Last year, Gaulden was sentenced by a federal judge in Utah after he acknowledged possessing weapons despite being a convicted felon. However, he reached an agreement that resolved Utah state charges against him and settled two sets of federal charges against him — one carried a 23-month sentence and the other ordered five years of probation and a $200,000 fine.
Rapper NBA YoungBoy performs in Atlanta, Georgia, in November 2018. (Paras Griffin/Getty Images)
“I want to thank President Trump for granting me a pardon and for giving me the opportunity to keep building — as a man, as a father, and as an artist,” Gaulden, whose stage moniker stands for “Never Broke Again,” wrote on his Instagram. “This moment means a lot.”
“It opens the door to a future I’ve worked hard for and I am fully prepared to step into this,” Gaulden added.
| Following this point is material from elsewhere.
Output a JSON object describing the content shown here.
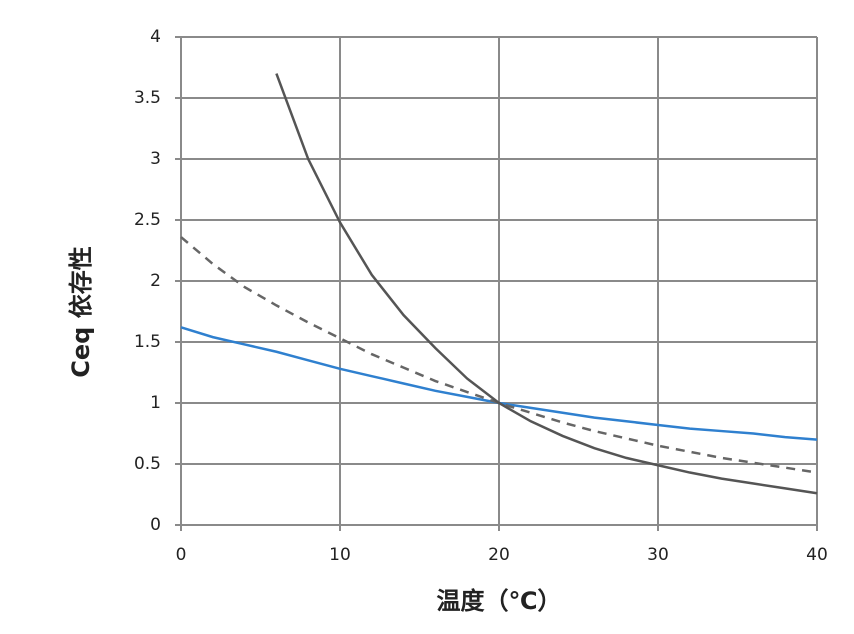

Gaulden was released from federal prison in March and sent to home confinement after receiving credit for time served, his attorney Drew Findling told the Associated Press. With home confinement finished last month, the pardon means he won’t have to follow the terms of his probation, including drug testing, he said.
The rapper has acknowledged that he possessed a Glock 21 .45-caliber pistol and a Masterpiece Arms MPA30T 9mm handgun while filming a rap video in Baton Rouge. He has also said he had a Sig Sauer 9mm semi-automatic pistol at his home in Huntsville, Utah. He had agreed to give up the guns.
NBA YoungBoy performs at the Lil’ WeezyAna Fest at Champions Square in August 2017 in New Orleans. (Amy Harris/Invision/AP, File)
Gaulden had previously been convicted in Louisiana of aggravated assault with a firearm. He had also pleaded guilty in November to his role in a prescription drug fraud ring that operated out of his home in Utah. He had to pay a $25,000 fine and was given no prison time.